I know, this is the most shocking thing you’ve heard since BlaBlaCar bought Klaxit, but it’s true. The horse was merely picking up on cues from his human trainer - essentially, the horse understood that the noise the human made when he said “What’s two plus one?” meant that it was time to stamp its foot three times. It’s the same as my dog understanding that she has to put her butt on the floor when I say “sit.” She probably doesn’t have much of a Platonic ideal of the concept of “sitting,” but she knows that certain noises I make are designed to generate a certain response from her, and maybe then she gets a treat.

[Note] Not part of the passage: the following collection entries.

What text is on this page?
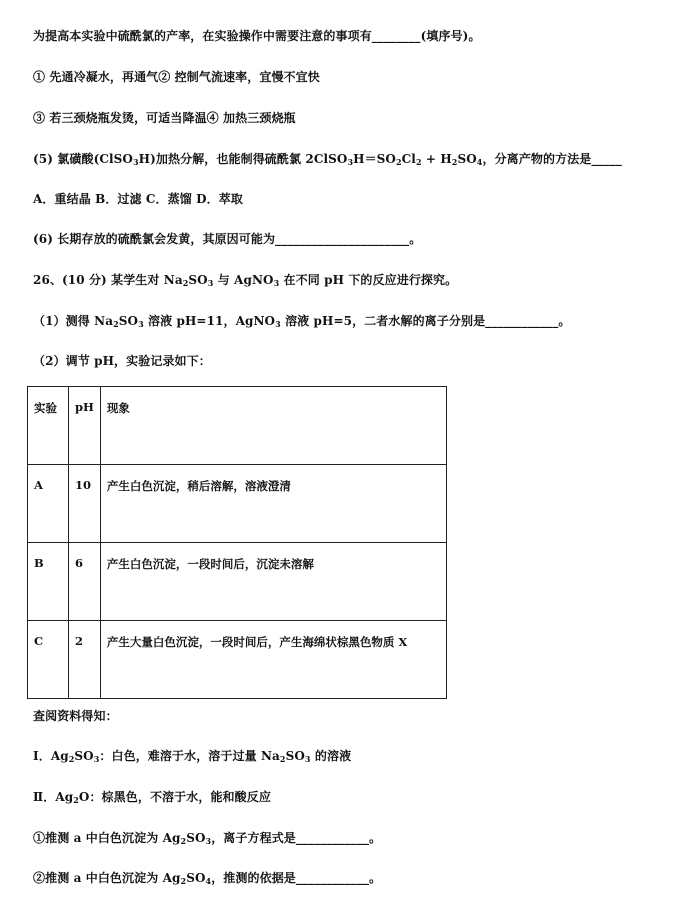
为提高本实验中硫酰氯的产率，在实验操作中需要注意的事项有________(填序号)。
① 先通冷凝水，再通气② 控制气流速率，宜慢不宜快
③ 若三颈烧瓶发烫，可适当降温④ 加热三颈烧瓶
(5) 氯磺酸(ClSO$_3$H)加热分解，也能制得硫酰氯 $2ClSO_3H=SO_2Cl_2 + H_2SO_4$，分离产物的方法是_____
A．重结晶 B．过滤 C．蒸馏 D．萃取
(6) 长期存放的硫酰氯会发黄，其原因可能为______________________。
26、(10 分) 某学生对 $Na_2SO_3$ 与 AgNO$_3$ 在不同 pH 下的反应进行探究。
（1）测得 $Na_2SO_3$ 溶液 pH=11，AgNO$_3$ 溶液 pH=5，二者水解的离子分别是____________。
（2）调节 pH，实验记录如下：
实验	pH	现象
A	10	产生白色沉淀，稍后溶解，溶液澄清
B	6	产生白色沉淀，一段时间后，沉淀未溶解
C	2	产生大量白色沉淀，一段时间后，产生海绵状棕黑色物质 X
查阅资料得知：
Ⅰ．$Ag_2SO_3$：白色，难溶于水，溶于过量 $Na_2SO_3$ 的溶液
Ⅱ．$Ag_2O$：棕黑色，不溶于水，能和酸反应
①推测 a 中白色沉淀为 $Ag_2SO_3$，离子方程式是____________。
②推测 a 中白色沉淀为 $Ag_2SO_4$，推测的依据是____________。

This, as mentioned, is related to the Chinese Room problem and what we’re seeing with A.I.; ChatGPT and Google’s Bard and the others probably don’t understand your question in any deep way. They’re just generating responses based off of their coding.
Anyone still paying attention will have caught the “probably” back there. This is because of yet another concept we run into with this stuff - the so called Black Box problem.
Essentially, OpenAI and Google and other companies are (for the moment) run and staffed by humans, and humans are lazy. Every single technological leap in our history has been in aid of making our own lives easier, and A.I. is no different. In these instances, computer programmers worked out a while back that they didn’t need to teach an A.I. everything - they just needed to teach it how to learn for itself and then put their feet up. You don’t need to tell someone every story if you just teach them to read and give them a library card.
Need a legal document drawn up? ChatGPT has read thousands of them, so now it knows how to write one for you. Need your homework done in a hurry? ChatGPT has read endless history books and Wikipedia articles and it can write the essay for you if you give it the right parameters.
Unfortunately, what this means is that we don’t exactly know what these A.I.s have taught themselves or how they went about it. Their “minds”, for want of a better word, are sealed units that we can’t peek inside, hence the term “black box.” To return to the earlier analogy, if you turn someone loose with a library card you don’t know what they’re going to end up reading.
Letting computers teach themselves to become smarter with no clear idea how they’re doing it might sound like cloning dinosaurs for a theme park and then also letting them run the park, but I never said this was a wise idea. I’m just explaining why terms like “probably” keep getting thrown around when people say that the technological singularity is probably still a long way off.
To sum up, modern A.I.s probably aren’t thinking for themselves. They’re not really intelligent in the way that a human is (a human brain has about a hundred billion neurons and is still vastly more complex than even the most cutting edge supercomputer) and they’re very unlikely to reach that point any time soon. The best guess that can be made is that programs like ChatGPT are showing what experts are calling the first sparks of something like intelligence, but that’s all.
On the other hand, I’d direct everyone’s attention to an article from the New York Times in 1903, in which it was confidently stated that “to build a flying machine would require the combined and continuous efforts of mathematicians and mechanics for 1-10 million years."
Orville Wright’s diary from the same day read: “We began construction today.”